Corona virus hits america again

Pharmaceutical companies invest heavily in R&D in order to discover and develop new drugs that can be brought to market. The R&D process can be very expensive and time-consuming, often taking many years and requiring significant investment in clinical trials, regulatory compliance, and marketing. As a result, the cost of developing a new drug can run into billions of dollars.

Drug shortages worsen in South Africa: In February 2021, it was reported that drug shortages in South Africa had worsened due to the COVID-19 pandemic

In February 2021, it was reported that drug shortages in South Africa had worsened due to a combination of factors, including the COVID-19 pandemic, a lack of investment in local manufacturing, and regulatory delays.

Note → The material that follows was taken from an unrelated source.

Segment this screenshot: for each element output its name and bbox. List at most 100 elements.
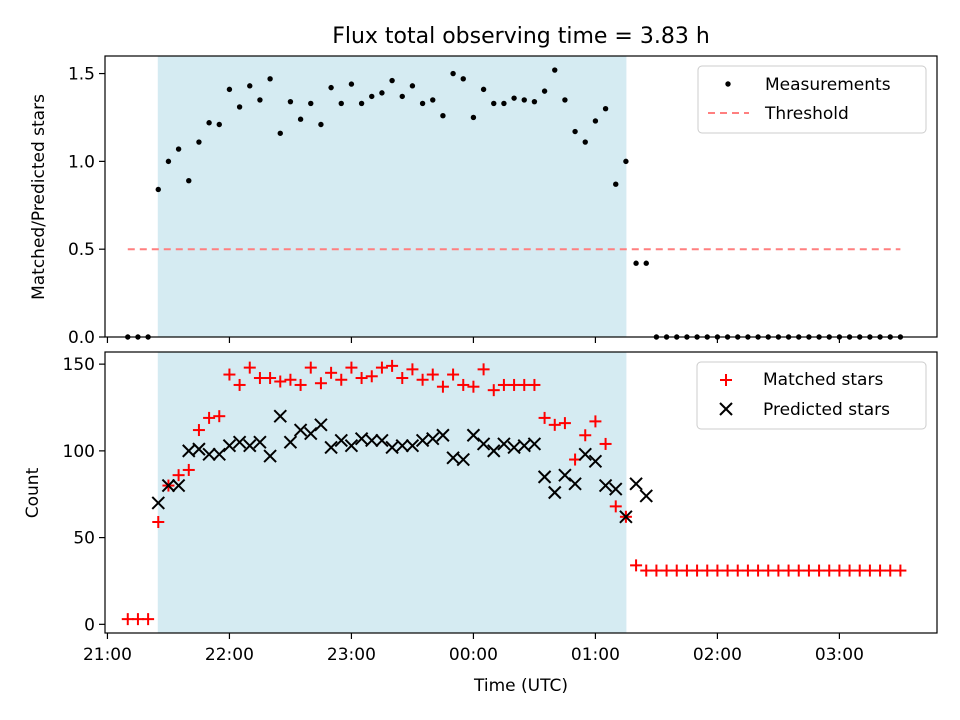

The shortages have affected both essential medicines and drugs used to treat COVID-19. For example, some hospitals were reportedly running out of oxygen supplies, while others were experiencing shortages of painkillers, antibiotics, and other critical drugs. The situation was particularly acute in rural areas and townships, where healthcare infrastructure is often under-resourced and overburdened.

According to the South African Health Products Regulatory Authority, the COVID-19 pandemic has disrupted global supply chains and led to shortages of raw materials, which has in turn affected the production and distribution of medicines. In addition, the agency noted that there has been a lack of investment in local manufacturing, which has made the country more dependent on imports.

The regulatory delays have also been a factor in the drug shortages. For example, some pharmaceutical companies have faced delays in getting approval for their products, which has led to supply chain disruptions and shortages.

The South African government has acknowledged the severity of the drug shortages and has taken steps to address the problem. In March 2021, President Cyril Ramaphosa announced a plan to invest in local pharmaceutical manufacturing, with the aim of reducing the country’s reliance on imports. The government has also established a task force to address the drug shortages and ensure that essential medicines are available to those who need them.

Overall, the drug shortages in South Africa have highlighted the need for greater investment in healthcare infrastructure and local manufacturing, as well as more effective regulatory processes to ensure that essential medicines are available to all who need them.